Hardware Backend Support

• Qualcomm Platform: Uses QNN SDK and HTP for acceleration, including QualcommBackend (public interface), QNN compiler (ELM → QNN graph), and runtime (load/execute QNN products).
• MediaTek Platform: Leverages Neuron SDK and APU, including MediaTekBackend, Neuron compiler, and runtime.
• CUDA Backend: Supports NVIDIA GPUs, including CudaBackend, CUDA compiler (operator → CUDA kernel), and runtime.

Model Support

Edge-LLM currently supports:

• Qwen3/Qwen3.5 (Alibaba Tongyi Qianwen series).
• Gemma4 (Google open-source model). Models are located in the models/ directory and use a modular design (shared KV cache, attention mask), making it easy to add new models.

Deployment Workflow

1. Model Conversion: Convert HuggingFace models to ELM format: HF model → common/graph (build IR) → quantization (FP32→INT8/INT4) → elm/writer (output .elm)
2. Hardware Compilation: Compile ELM for target hardware: .elm → common/partitioner (split subgraphs) → backend compiler (hardware products) → elm/writer (update .elm)
3. Inference Execution: Run on target devices: Compiled .elm → common/runtime (load) → backend runtime (execute) → result

CLI Tools

The project provides:

• convert: Convert HuggingFace models to ELM.
• compile: Compile ELM to hardware-specific products.
• run: Execute inference on target devices.
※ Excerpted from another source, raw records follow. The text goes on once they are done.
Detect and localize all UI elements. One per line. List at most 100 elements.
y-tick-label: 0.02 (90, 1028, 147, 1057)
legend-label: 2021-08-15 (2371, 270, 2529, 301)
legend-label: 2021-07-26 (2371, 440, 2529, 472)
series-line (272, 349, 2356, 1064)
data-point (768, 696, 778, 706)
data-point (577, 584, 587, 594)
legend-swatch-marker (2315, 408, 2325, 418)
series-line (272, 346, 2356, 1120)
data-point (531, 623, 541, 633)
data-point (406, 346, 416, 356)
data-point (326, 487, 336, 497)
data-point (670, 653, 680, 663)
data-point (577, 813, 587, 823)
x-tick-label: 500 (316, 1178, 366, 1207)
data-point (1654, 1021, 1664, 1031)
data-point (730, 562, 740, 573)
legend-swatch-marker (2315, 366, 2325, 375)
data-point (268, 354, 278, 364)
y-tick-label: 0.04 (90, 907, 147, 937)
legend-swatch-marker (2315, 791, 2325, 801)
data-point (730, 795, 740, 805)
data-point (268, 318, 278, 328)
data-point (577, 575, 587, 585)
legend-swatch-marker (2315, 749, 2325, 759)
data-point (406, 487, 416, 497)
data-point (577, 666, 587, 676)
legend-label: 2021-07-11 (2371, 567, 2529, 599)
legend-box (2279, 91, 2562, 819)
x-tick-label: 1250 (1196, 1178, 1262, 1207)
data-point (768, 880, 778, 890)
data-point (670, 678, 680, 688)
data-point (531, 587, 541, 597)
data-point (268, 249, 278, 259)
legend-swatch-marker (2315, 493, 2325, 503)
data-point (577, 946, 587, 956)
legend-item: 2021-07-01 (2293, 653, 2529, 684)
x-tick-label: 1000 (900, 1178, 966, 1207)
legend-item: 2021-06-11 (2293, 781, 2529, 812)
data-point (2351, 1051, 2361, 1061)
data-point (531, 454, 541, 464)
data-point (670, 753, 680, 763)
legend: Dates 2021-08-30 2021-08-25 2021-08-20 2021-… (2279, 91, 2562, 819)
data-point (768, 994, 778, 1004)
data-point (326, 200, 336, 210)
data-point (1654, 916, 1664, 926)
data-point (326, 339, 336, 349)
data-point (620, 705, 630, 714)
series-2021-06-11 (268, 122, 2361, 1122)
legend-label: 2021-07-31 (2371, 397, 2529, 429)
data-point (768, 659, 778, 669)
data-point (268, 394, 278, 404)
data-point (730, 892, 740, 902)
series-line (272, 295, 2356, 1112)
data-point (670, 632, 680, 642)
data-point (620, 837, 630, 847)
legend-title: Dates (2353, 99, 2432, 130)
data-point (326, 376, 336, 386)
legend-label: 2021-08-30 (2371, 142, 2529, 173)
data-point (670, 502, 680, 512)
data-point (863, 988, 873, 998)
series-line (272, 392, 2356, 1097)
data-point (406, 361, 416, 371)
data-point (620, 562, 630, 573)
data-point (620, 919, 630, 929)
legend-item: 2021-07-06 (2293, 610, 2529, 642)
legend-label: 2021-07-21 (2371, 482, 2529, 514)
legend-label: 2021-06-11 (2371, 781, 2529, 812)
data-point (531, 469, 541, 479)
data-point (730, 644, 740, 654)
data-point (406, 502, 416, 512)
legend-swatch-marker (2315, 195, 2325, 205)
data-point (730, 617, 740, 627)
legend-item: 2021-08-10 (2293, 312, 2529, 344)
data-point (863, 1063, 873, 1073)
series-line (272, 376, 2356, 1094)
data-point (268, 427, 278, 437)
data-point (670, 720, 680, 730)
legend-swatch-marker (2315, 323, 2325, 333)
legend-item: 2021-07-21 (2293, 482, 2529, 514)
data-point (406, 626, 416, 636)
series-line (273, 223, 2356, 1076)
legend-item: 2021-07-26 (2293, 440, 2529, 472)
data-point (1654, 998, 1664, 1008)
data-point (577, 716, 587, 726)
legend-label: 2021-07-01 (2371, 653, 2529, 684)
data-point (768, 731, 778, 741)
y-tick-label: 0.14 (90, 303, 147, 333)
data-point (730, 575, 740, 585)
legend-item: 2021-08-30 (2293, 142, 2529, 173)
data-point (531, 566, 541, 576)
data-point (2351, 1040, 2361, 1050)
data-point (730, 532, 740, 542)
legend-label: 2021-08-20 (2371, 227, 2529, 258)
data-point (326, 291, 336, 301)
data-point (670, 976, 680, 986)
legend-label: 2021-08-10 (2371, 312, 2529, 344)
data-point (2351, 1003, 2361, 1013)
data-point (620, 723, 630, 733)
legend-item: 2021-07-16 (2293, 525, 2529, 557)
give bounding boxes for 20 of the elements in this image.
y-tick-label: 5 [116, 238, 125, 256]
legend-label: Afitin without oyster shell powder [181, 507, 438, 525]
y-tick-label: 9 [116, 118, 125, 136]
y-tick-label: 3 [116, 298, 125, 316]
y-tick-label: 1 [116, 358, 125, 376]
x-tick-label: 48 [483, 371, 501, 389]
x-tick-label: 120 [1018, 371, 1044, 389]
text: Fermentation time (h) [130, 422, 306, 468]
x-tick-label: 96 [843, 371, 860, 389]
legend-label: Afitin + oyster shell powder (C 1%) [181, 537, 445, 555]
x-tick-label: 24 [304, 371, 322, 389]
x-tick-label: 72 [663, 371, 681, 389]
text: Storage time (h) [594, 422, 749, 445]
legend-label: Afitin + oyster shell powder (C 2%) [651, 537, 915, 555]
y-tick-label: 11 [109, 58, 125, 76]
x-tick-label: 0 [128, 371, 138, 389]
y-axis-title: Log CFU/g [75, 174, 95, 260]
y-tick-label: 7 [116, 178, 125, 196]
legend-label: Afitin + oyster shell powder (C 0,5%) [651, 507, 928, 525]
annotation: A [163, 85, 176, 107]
These tools support automated deployment and can be integrated into CI/CD pipelines.

Application Scenarios

• Mobile Local Assistant: Run lightweight LLMs on smartphones to provide offline, privacy-preserving smart assistant services.
• IoT Gateway: Deploy models on edge gateways for local sensor data analysis and decision-making.
• Offline Document Processing: Provide AI capabilities (understanding, summarization) in offline environments (e.g., planes, remote areas).
• Industrial Quality Inspection: Use vision-language models on production line edge devices for real-time defect detection.

Technical Highlights

• Cross-Platform: Unified ELM format and backend abstraction enable seamless deployment across hardware.
• Extreme Quantization: INT8/INT4 support reduces model size to 1/4 or 1/8 of FP32.
• Flexible Graph Partitioning: Automatically assigns subgraphs to optimal backends.
• Zero-Copy Loading: Memory mapping reduces startup latency.
• Modular Design: Easy to extend with new models or hardware backends.

Summary & Future Outlook

Edge-LLM provides a complete solution for edge LLM inference, covering model conversion, quantization, compilation, and runtime. Its unified ELM format and cross-backend architecture enable "train once, deploy anywhere", lowering the barrier to edge AI development.

Future Outlook: As mobile chip AI capabilities improve and quantization technology advances, the performance of edge LLMs will further enhance. Edge-LLM will play a key role in democratizing LLMs (making AI accessible to all).